PAR CES MOTIFS La Cour, Statuant par arrêt réputé contradictoire, par mise à disposition au greffe, les parties en ayant été préalablement avisées dans les conditions prévues à l'article 450 du code de procédure civile, en matière prud'homale, Confirme le jugement déféré, [8] dans les montants fixés au titre de l'indemnisation du repos compensateurs, du rappel de salaire pendant la période d'activité partielle et en ce qu'il a fait droit à la demande au titre des frais professionnels ; Statuant à nouveau des chefs infirmés et y ajoutant ; Fixe la créance de Mme [B] [A] au passif de la liquidation judiciaire de la société [2] représentée par Mme [G] [W] [M] es qualité, aux sommes suivantes : - 6 076,80 euros nets au titre de l'indemnisation du non-respect des dispositions relatives à la contrepartie obligatoire en repos, - 1 474,73 euros bruts à titre de rappel de salaire durant la période d'activité partielle de mars à juillet 2020, - 147,47 euros bruts de congé payés y afférents, Déboute Mme [B] [A] de sa demande au titre des frais professionnels ; Dit que les créances salariales produiront intérêts au taux légal à compter du 8 avril 2021 ; Ordonne la capitalisation des intérêts sur les intérêts échus dus au moins pour une année entière; Dit que le jugement du tribunal de commerce de Paris du 16 janvier 2024 a arrêté le cours des intérêts ; Rappelle que l'UNEDIC-AGS [6] de [Localité 1] devra garantir, par application des dispositions de l'article L 3253-8 du code du travail, le paiement de la totalité des sommes fixées dans la limite du plafond applicable aux faits de la cause prévu aux articles L 3253-17 et D 3253-5 du même code sur présentation d'un relevé par le mandataire judiciaire et justification par celui-ci de l'absence de fonds disponibles pour procéder au paiement ; Dit n'y avoir lieu à application de l'article 700 du code de procédure civile ; Condamne Mme [G] [W] [M] es qualité aux dépens d'appel.
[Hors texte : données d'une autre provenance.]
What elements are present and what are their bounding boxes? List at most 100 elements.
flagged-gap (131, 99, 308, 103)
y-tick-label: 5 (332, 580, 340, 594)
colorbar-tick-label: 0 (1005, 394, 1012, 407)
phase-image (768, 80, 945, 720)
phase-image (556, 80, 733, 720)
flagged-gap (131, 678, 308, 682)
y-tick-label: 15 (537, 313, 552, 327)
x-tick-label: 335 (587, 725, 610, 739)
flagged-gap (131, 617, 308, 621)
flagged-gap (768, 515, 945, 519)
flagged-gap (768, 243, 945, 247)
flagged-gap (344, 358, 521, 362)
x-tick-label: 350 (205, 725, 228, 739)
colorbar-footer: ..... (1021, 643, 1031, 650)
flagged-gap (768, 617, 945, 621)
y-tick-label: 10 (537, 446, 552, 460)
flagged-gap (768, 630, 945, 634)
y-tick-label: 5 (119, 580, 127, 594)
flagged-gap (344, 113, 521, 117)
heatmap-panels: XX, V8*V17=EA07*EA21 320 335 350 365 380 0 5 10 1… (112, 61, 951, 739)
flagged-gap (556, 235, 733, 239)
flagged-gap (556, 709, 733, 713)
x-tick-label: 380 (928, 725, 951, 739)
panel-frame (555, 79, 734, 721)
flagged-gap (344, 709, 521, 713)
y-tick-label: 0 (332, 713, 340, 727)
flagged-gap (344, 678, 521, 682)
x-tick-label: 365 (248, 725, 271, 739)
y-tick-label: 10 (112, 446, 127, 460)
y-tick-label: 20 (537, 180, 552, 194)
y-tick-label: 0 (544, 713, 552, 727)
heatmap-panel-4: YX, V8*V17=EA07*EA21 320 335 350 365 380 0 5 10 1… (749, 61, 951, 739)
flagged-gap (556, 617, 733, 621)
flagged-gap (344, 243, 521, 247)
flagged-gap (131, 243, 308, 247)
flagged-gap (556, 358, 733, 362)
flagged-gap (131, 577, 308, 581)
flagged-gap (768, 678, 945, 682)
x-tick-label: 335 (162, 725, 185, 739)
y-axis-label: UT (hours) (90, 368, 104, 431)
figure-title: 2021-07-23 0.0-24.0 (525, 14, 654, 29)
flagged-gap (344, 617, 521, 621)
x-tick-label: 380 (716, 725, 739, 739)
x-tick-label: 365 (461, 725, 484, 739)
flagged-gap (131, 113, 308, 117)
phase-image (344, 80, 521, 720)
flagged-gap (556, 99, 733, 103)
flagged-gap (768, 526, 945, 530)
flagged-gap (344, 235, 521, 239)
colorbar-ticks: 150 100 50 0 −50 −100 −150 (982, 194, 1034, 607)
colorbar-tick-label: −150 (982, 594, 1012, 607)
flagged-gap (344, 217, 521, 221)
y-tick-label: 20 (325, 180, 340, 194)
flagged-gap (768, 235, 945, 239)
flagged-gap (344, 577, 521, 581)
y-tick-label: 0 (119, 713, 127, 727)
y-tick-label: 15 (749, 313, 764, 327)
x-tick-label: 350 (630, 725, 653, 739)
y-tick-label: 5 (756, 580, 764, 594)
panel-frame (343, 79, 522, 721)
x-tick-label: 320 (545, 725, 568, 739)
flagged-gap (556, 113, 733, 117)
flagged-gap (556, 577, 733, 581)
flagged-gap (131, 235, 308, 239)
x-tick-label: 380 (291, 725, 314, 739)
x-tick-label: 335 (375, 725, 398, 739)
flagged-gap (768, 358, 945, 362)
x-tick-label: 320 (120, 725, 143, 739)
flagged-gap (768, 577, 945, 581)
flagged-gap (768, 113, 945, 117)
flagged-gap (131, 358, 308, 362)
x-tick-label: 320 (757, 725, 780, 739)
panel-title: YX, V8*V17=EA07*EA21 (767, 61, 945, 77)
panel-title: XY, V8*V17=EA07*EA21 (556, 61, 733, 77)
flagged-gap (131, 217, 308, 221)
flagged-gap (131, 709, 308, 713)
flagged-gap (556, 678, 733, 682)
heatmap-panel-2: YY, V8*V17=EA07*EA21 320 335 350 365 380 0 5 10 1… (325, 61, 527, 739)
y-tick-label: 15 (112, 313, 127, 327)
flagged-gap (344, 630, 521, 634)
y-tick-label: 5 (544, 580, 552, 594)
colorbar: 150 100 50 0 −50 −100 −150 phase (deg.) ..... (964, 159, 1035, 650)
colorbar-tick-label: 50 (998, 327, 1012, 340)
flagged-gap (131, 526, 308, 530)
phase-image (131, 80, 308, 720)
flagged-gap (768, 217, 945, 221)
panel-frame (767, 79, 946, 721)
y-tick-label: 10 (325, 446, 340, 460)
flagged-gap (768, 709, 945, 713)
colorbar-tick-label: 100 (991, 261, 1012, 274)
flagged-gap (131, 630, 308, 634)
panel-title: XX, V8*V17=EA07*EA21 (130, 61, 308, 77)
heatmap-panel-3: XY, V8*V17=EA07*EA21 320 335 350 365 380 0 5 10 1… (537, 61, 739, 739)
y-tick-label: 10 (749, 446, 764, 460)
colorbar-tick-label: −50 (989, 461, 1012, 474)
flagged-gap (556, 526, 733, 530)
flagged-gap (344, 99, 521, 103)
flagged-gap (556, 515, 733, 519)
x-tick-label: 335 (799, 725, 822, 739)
LE GREFFIER LE PRESIDENT

Questions fréquentes

Qu'est-ce qu'une faute grave en droit du travail ?
La faute grave est un fait ou un ensemble de faits imputables au salarié qui constituent une violation des obligations contractuelles d'une importance telle qu'elle rend impossible le maintien du salarié dans l'entreprise, même pendant la période de préavis.
Mon employeur peut-il me licencier pour faute grave sans preuve ?
Non, la charge de la preuve de la faute grave incombe à l'employeur. En l'espèce, la cour a estimé que les griefs invoqués n'étaient pas suffisamment établis pour justifier une faute grave.
J'ai été licencié pour faute grave à cause d'astreintes mal effectuées, est-ce légal ?
Cela dépend des circonstances. Dans cette affaire, la cour a considéré que les manquements allégués lors des astreintes n'étaient pas d'une gravité suffisante pour justifier un licenciement pour faute grave, d'autant que la salariée n'avait pas reçu de formation adéquate.
Quels sont mes droits si mon employeur est en liquidation judiciaire ?
En cas de liquidation judiciaire, vos créances salariales (rappels de salaire, indemnités) peuvent être garanties par l'AGS dans la limite des plafonds légaux. La cour a fixé les créances de Mme [A] au passif de la liquidation.
Qu'est-ce que la contrepartie obligatoire en repos ?
La contrepartie obligatoire en repos est un repos compensateur accordé au salarié qui dépasse le contingent annuel d'heures supplémentaires. En l'espèce, la salariée n'avait pas bénéficié de ce repos, ce qui a donné lieu à une indemnisation.
L'AGS garantit-elle les indemnités de licenciement ?
Oui, l'AGS garantit le paiement des créances salariales, y compris les indemnités de licenciement, dans la limite du plafond applicable. La cour a rappelé que l'AGS devait garantir les sommes fixées.